Tony Blair planteó entonces una remodelación fundamental del orden internacional que reflejara la interdependencia creciente del mundo moderno. (...) Los primeros borradores de aquella nueva Doctrina de la Comunidad Internacional, habían sido redactados por Lawrence Freedman, un famoso profesor y teórico británico en estudios de guerra. Freedman dio forma intelectual a las ideas del primer ministro. El discurso de Blair invocaba una transformación radical de las normas y las instituciones internacionales que reflejara el cambio de la realidad global: en un mundo de fronteras porosas, donde el caos y el conflicto se desparramaban rápidamente de una nación a la vecina, el objetivo moral y el propio interés exigían una intervención más decidida. El mundo posterior a la guerra fría, dijo, necesitaba una definición más amplia de la seguridad que la que se aplicaba durante la confrontación entre Occidente y la Unión Soviética. (...) Las naciones más poderosas debían aceptar la responsabilidad explícita de impedir que aquellas matanzas se repitieran. Cuando en un país la opresión "produce flujos masivos de refugiados que desestabilizan a los países vecinos, pueden describirse correctamente como amenazas para la paz y la seguridad". En consecuencia, la soberanía de los estados se hallaba condicionada a su aceptación de unas normas de comportamiento básicas y universales.
(Stephens: pp. 189-190)
Ni que decir tiene que George W. Bush y los neocon hacían un análisis bien distinto, tanto en ese momento (durante el conflicto de Kosovo los republicanos presionaron a Bill Clinton para que no enviara tropas y se desentendiera) como después de los atentados del 11-S. Mientras que Blair y los laboristas aceptaban de buena gana el multilateralismo y las instituciones internacionales (y, por consiguiente, estaban dispuestos a defender el intervencionismo en cuestiones que otros considerarían de estricta soberanía nacional), Bush y los neocon despreciaban a la ONU, lo entendían todo desde la lógica amigo-enemigo, solamente creían en la firme defensa de los intereses estadounidenses y no se paraban en mientes a la hora de exigir a los demás gobiernos su apoyo incondicional.
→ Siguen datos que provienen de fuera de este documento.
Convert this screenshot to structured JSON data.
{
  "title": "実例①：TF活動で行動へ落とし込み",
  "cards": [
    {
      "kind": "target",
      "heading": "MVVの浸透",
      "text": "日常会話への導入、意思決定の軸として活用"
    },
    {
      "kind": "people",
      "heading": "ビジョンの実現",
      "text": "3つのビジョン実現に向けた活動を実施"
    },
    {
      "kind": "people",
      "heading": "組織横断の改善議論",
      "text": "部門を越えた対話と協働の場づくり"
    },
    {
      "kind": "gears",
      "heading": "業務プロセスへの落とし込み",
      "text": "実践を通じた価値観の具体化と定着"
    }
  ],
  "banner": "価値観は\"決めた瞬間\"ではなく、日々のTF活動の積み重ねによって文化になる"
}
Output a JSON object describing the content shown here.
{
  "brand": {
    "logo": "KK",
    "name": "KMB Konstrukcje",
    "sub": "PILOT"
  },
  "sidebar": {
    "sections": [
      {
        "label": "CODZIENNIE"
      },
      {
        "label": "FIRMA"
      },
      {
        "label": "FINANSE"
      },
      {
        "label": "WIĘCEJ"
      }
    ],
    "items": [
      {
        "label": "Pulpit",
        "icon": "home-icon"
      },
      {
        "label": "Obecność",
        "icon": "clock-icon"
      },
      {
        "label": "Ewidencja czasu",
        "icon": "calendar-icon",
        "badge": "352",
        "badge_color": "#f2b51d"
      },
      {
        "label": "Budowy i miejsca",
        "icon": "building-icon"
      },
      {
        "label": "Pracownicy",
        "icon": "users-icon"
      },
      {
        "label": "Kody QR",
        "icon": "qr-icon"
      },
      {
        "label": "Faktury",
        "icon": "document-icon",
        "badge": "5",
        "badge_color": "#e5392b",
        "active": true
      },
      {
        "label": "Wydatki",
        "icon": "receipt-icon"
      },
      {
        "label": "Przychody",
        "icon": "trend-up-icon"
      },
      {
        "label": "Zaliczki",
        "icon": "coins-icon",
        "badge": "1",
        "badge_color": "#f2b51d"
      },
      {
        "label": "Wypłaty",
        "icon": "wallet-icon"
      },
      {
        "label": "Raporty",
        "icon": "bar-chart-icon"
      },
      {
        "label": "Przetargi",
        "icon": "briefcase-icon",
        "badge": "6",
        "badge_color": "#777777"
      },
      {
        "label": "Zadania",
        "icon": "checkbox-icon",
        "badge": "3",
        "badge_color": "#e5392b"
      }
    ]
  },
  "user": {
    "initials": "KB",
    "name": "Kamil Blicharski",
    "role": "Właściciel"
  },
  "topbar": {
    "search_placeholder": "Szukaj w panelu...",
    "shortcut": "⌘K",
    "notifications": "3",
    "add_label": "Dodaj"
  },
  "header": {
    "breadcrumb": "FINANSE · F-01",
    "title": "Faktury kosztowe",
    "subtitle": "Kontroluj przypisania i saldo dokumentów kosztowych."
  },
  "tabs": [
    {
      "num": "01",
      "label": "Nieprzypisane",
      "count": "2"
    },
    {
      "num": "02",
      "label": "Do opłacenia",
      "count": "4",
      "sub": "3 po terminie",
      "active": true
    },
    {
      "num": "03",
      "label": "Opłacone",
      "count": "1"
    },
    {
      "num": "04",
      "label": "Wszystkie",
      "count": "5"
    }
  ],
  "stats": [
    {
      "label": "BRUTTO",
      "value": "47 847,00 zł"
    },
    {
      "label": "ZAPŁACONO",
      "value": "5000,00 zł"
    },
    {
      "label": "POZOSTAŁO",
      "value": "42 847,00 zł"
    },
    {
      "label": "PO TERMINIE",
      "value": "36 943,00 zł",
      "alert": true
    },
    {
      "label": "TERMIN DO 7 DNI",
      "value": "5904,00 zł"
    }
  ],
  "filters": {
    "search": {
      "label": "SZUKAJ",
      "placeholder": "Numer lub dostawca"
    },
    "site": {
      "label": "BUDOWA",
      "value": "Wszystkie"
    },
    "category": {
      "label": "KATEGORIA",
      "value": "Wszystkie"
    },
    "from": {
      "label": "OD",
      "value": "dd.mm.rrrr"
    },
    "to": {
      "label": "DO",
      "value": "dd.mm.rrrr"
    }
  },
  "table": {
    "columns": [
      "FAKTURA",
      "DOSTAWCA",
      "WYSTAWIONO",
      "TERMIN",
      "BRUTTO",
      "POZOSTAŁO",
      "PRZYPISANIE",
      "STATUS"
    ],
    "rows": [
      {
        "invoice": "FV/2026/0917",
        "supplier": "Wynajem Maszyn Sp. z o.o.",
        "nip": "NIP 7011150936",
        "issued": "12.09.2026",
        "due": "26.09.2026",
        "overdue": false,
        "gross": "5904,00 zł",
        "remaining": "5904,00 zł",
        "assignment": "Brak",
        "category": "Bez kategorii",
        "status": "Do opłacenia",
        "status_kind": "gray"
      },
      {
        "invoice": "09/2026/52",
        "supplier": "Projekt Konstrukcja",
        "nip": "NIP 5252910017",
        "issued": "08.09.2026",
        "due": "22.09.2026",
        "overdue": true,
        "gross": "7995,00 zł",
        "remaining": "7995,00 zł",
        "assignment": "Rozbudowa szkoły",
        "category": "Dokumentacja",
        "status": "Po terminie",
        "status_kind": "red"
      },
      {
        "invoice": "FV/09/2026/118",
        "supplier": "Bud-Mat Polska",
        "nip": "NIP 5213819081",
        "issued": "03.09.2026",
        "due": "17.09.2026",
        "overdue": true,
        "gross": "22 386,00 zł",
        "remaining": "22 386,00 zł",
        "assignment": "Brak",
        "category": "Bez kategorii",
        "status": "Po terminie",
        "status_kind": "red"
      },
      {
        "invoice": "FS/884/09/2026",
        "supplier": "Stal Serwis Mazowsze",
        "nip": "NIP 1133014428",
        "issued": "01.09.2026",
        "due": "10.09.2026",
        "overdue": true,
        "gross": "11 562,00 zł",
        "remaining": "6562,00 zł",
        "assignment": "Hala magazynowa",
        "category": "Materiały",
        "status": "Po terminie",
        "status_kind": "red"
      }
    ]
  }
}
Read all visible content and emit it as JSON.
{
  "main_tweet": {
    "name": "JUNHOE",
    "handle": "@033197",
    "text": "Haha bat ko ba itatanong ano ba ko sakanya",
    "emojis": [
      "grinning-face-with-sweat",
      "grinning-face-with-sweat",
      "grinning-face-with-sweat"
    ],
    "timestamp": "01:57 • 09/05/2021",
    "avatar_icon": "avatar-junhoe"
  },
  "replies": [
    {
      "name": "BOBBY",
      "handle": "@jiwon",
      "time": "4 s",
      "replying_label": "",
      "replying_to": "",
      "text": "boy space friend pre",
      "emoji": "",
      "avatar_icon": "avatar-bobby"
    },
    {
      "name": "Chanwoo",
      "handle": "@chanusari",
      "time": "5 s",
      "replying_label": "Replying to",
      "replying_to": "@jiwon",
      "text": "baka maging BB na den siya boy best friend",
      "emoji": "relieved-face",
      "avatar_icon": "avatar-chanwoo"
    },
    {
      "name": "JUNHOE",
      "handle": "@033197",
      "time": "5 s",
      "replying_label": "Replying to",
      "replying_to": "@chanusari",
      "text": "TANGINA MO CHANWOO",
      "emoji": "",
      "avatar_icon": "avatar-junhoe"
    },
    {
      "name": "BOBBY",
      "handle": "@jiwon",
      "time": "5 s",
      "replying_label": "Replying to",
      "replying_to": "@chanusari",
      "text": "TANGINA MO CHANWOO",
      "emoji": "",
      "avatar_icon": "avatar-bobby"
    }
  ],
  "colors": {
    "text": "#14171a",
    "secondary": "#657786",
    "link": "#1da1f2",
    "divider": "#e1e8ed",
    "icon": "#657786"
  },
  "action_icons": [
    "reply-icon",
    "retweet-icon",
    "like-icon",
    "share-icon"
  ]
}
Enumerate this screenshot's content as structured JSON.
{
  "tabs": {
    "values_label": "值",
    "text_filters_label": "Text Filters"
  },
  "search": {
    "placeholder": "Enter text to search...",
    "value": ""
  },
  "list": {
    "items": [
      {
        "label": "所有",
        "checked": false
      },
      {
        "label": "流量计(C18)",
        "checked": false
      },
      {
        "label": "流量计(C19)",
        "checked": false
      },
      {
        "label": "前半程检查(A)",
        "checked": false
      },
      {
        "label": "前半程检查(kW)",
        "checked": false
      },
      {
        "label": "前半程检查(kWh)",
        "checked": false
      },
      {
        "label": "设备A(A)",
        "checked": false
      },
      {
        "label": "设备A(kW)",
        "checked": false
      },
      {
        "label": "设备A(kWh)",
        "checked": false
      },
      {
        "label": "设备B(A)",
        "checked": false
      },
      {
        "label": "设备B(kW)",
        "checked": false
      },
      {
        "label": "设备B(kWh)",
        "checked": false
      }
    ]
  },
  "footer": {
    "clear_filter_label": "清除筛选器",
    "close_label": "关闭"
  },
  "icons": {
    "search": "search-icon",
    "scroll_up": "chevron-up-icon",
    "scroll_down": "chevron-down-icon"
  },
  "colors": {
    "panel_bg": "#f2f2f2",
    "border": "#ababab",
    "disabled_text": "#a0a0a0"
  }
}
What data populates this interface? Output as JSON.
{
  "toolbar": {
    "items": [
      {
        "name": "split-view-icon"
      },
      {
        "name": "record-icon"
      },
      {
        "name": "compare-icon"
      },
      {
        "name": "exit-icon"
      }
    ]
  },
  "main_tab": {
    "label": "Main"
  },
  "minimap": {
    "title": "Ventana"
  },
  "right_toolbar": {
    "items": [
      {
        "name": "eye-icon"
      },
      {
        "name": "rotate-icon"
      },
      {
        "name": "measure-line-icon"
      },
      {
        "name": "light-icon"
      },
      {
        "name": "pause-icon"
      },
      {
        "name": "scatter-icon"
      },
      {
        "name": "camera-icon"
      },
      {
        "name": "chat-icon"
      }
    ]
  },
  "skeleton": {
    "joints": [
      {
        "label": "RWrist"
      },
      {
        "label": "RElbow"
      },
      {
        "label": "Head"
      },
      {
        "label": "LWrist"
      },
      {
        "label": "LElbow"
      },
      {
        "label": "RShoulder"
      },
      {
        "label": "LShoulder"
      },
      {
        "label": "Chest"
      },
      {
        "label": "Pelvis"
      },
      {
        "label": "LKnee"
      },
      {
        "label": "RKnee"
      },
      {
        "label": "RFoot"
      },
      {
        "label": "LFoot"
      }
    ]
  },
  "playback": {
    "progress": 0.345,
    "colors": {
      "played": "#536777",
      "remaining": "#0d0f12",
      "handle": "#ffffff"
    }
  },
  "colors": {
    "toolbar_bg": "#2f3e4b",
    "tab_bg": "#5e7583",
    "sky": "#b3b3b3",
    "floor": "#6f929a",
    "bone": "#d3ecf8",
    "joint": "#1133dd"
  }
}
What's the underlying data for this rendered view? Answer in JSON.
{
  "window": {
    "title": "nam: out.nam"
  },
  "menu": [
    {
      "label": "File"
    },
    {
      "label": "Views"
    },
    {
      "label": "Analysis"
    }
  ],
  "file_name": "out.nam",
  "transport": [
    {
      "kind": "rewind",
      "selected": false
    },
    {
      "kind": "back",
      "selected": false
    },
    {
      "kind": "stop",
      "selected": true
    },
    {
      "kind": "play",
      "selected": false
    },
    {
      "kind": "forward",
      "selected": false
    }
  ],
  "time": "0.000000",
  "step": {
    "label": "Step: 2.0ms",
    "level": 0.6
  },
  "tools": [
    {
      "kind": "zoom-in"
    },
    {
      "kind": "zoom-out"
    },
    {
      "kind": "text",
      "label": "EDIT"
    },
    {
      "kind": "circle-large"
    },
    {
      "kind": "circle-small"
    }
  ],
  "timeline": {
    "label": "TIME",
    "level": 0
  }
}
Es cierto, Blair fue a la guerra de la mano de Bush, pero todo parece indicar que lo hizo por motivos bien distintos y con el convencimiento de que tarde o temprano podría ejercer alguna influencia sobre el amigo americano (todo esto no quita, obviamente, para que a lo mejor también hiciera un cálculo interesado basado en la más pura realpolitik: si el Reino Unido lograba insertarse mejor en el proyecto de integración europea y mantener al mismo tiempo unas buenas relaciones con EEUU, lo más probable es que su cotización en el mundo de la diplomacia internacional subiera bastantes enteros).
De todos modos, no tenemos más remedio que reconocer que la izquierda continental europea, que plantó cara al intervencionismo militar estadounidense, tiene que plantearse una pregunta urgente y sinceramente: ¿cómo es posible criticar la pasividad de los gobiernos democráticos ante la persistencia de dictaduras como la de Pinochet o el apartheid surafricano y, al mismo tiempo, oponerse a cualquier tipo de intervención militar o imposición externa de las normas más fundamentales del Derecho Internacional? Las medidas de bloque económico no sólo se han demostrado manifiestamente insuficientes para derribar gobiernos autoritarios, sino que además es la propia izquierda la que se opone firmemente a dichas medidas en casos como el cubano. ¿Cuál es, pues, nuestra respuesta? Si nos oponemos a la intervención militar y también al bloque económico, ¿cómo proponemos que se actúe en aquellos casos en los que ciertos estados o gobiernos incumplen reiteradamente con las normas más esenciales del Derecho Internacional? ¿Se les deja actuar libremente y sin interferencia? El claro posicionamiento que tomó Blair puede parecernos demasiado belicoso, pero al menos tiene la ventaja de ser eso: claro.